Characterization of RhoBTB-dependent Cul3 ubiquitin ligase complexes — Evidence for an autoregulatory mechanism

• Published in: Experimental cell research Vol. 314; no. 19; pp. 3453 - 3465
• Main Authors: Berthold, Jessica, Schenková, Kristína, Ramos, Sonia, Miura, Yoshie, Furukawa, Manabu, Aspenström, Pontus, Rivero, Francisco
• Format: Journal Article
• Language: English
• Published: United States Elsevier Inc 15.11.2008; Elsevier BV
• Subjects: Animals; Biochemistry; BTB domain; Cancer profiling array; Cellular biology; Cercopithecus aethiops; COS Cells; Cullin; Cullin Proteins - analysis; Cullin Proteins - genetics; Cullin Proteins - metabolism; Gene expression; HeLa Cells; Homeostasis; Humans; MEDICIN; Medicin och hälsovetenskap; MEDICINE; Mice; Microscopy, Confocal; Models, Biological; Proteasome Endopeptidase Complex - metabolism; Proteins; rho GTP-Binding Proteins - analysis; rho GTP-Binding Proteins - genetics; rho GTP-Binding Proteins - metabolism; Rho guanosine triphosphatase; RhoBTB; Tumor Cells, Cultured; Ubiquitin; Ubiquitin-Protein Ligases - genetics; Ubiquitin-Protein Ligases - metabolism; Ubiquitin; BTB domain; Rho guanosine triphosphatase; RhoBTB; Cullin; Cancer profiling array
• ISSN: 0014-4827; 1090-2422; 1090-2422
• DOI: 10.1016/j.yexcr.2008.09.005

RhoBTB proteins are atypical members of the Rho family of small GTPases.

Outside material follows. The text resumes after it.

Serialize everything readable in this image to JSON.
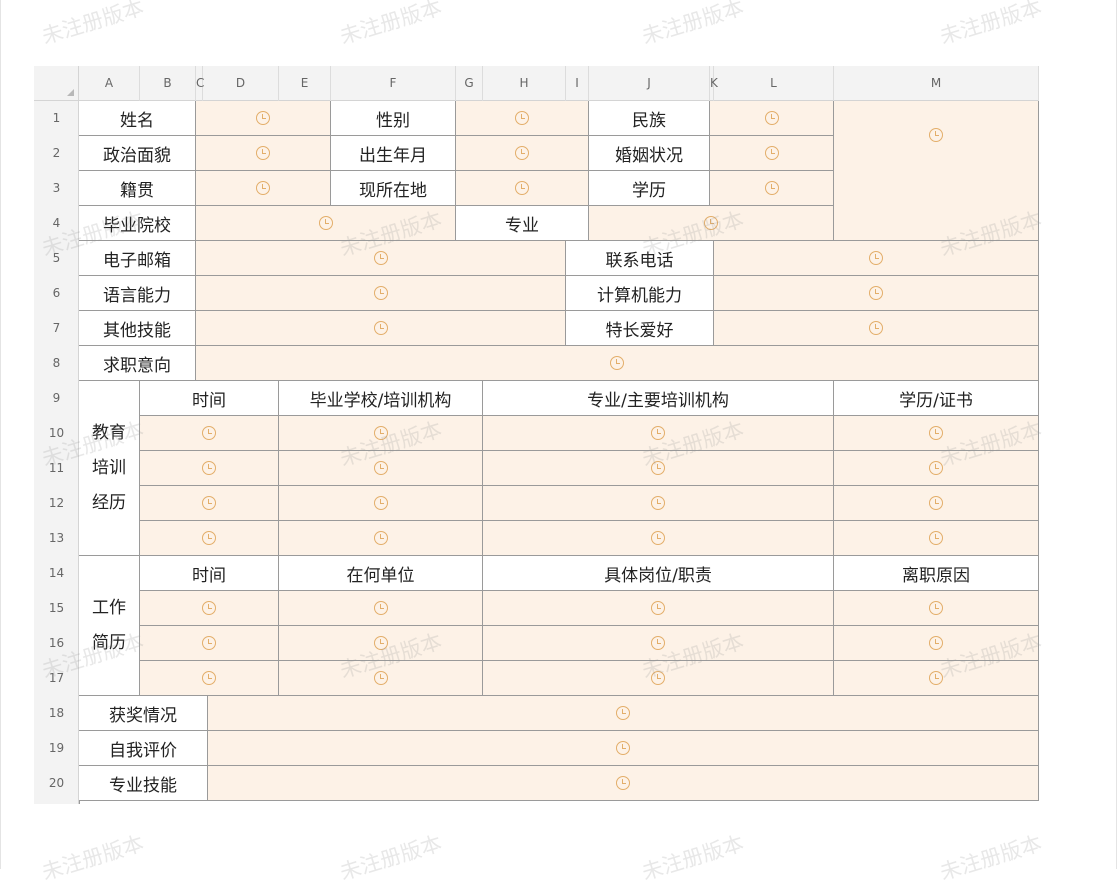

Two of the three RhoBTB proteins, RhoBTB1 and RhoBTB2, have been proposed as tumor suppressors and might function as adaptors of Cul3-dependent ubiquitin ligase complexes. Using yeast two-hybrid analysis and co-immunoprecipitation we show that all three RhoBTB proteins interact with Cul3. The interaction requires the N-terminal region of Cul3 and the first BTB domain of RhoBTB. RhoBTB3, the only RhoBTB with a prenylation motif, associates with vesicles that are frequently found in the vicinity of microtubules, suggesting a participation in some aspects of vesicle trafficking. We also show that RhoBTB2 and RhoBTB3 are capable of homo and heterodimerizing through the BTB domain region. The GTPase domain, which does not bind GTP, is able to interact with the BTB domain region, thus preventing proteasomal degradation of RhoBTB. This fits into a model in which an intramolecular interaction maintains RhoBTB in an inactive state, preventing the formation or the functionality of Cul3-dependent complexes. We also report a significantly decreased expression of RHOBTB and CUL3 genes in kidney and breast tumor samples and a very good correlation in the expression changes between RHOBTB and CUL3 that suggests that these genes are subject to a common inactivation mechanism in tumors.